Secondo quanto riportato, la richiesta risale al 20 novembre 2025. Nei mesi successivi, tra novembre e dicembre 2025, il Consiglio Federale avrebbe dapprima ratificato l’iscrizione al campionato di serie B Baseball e poi deliberato la riaffiliazione, con l’indicazione di aver gestito la situazione amministrativa come regolare.
conferma della sanzione e blocco del gestionale: la sequenza tra febbraio e marzo 2026
La parte più critica della ricostruzione riguarda l’avvio del campionato 2026. La società sostiene che a partire dal 25 febbraio 2026 si sarebbe determinato un blocco automatico del gestionale, generato dal caricamento della sanzione. Nella comunicazione viene richiamato che l’episodio avviene a poca distanza dall’inizio del campionato e dopo accordi già avviati: allenatori stranieri già presenti in Sardegna, prestiti in definizione e giocatori in preparazione atletica.

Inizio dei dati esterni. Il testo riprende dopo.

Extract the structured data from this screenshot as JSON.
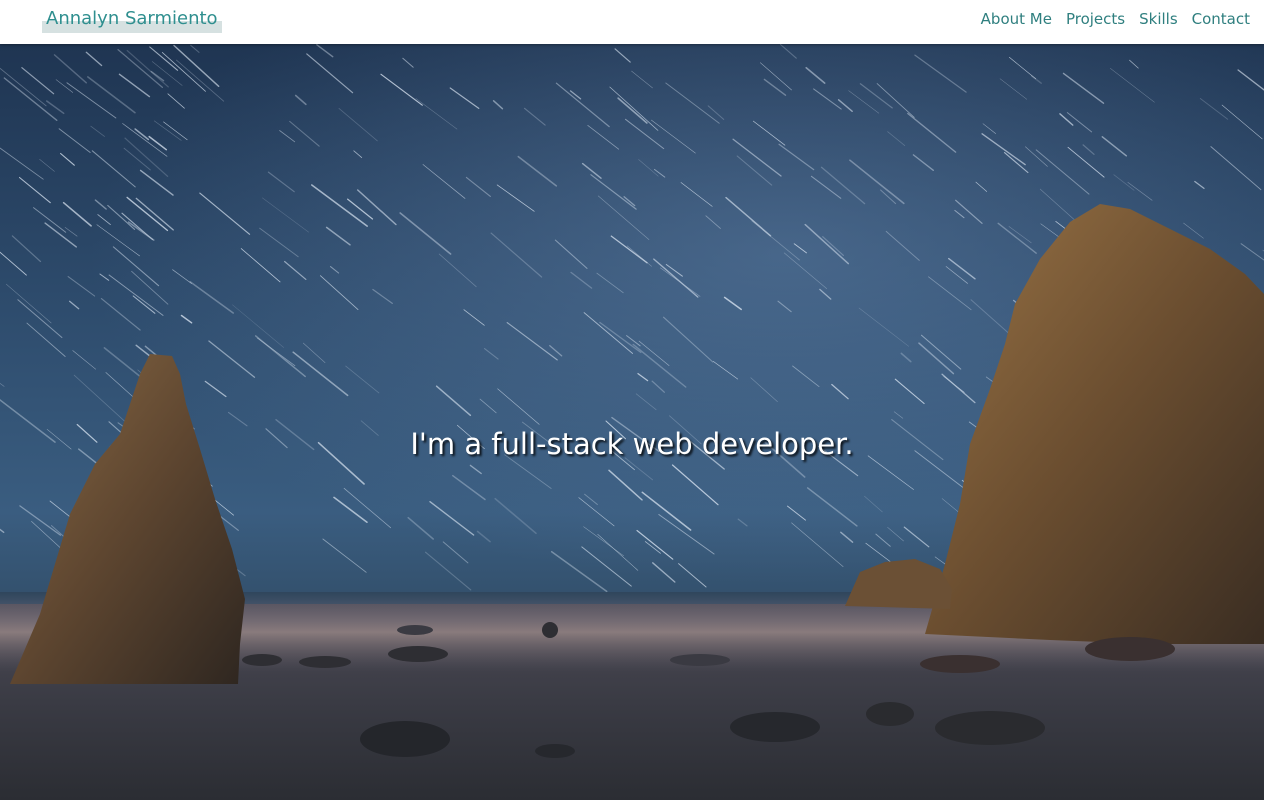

delibera unanime del consiglio federale e proposta di dilazione
La società indica che il 27 febbraio il Consiglio Federale, tramite una delibera assunta all’unanimità, avrebbe confermato la sanzione senza riduzioni. L’unico elemento positivo rilevato nella seduta sarebbe stato l’esito di una richiesta di proposta di dilazione del pagamento, da concordare e da onorare in tempi brevi.
blocco amministrativo e comunicazione di impossibilità a partecipare
Nel racconto societario, dopo quindici giorni di blocco del gestionale e quindi di paralisi amministrativa totale, il 23 marzo la società dichiara di essere stata costretta a comunicare formalmente l’impossibilità di partecipare al campionato.
sanzioni aggiuntive: importi e motivazioni richiamate dalla società
La comunicazione riporta poi ulteriori provvedimenti emersi nelle settimane successive. Nell’ultima parte della ricostruzione viene evidenziato che, nelle ultime due settimane, sarebbe stata notificata una sanzione per “rinuncia tacita” alla prima gara stagionale, pari a 6000 euro.
La società afferma inoltre di avere ricevuto un’ammenda di 500 euro per la mancata comunicazione della tipologia di palline da utilizzare e, per completare il quadro, indica una sanzione di 840 euro per mancato pagamento delle tasse gara della seconda gara di campionato.
rischio di ulteriori sanzioni legato all’iscrizione
La chiusura del comunicato insiste sullo stato attuale: la società dichiara di risultare ancora iscritta a una competizione e di temere, in futuro, ulteriori sanzioni.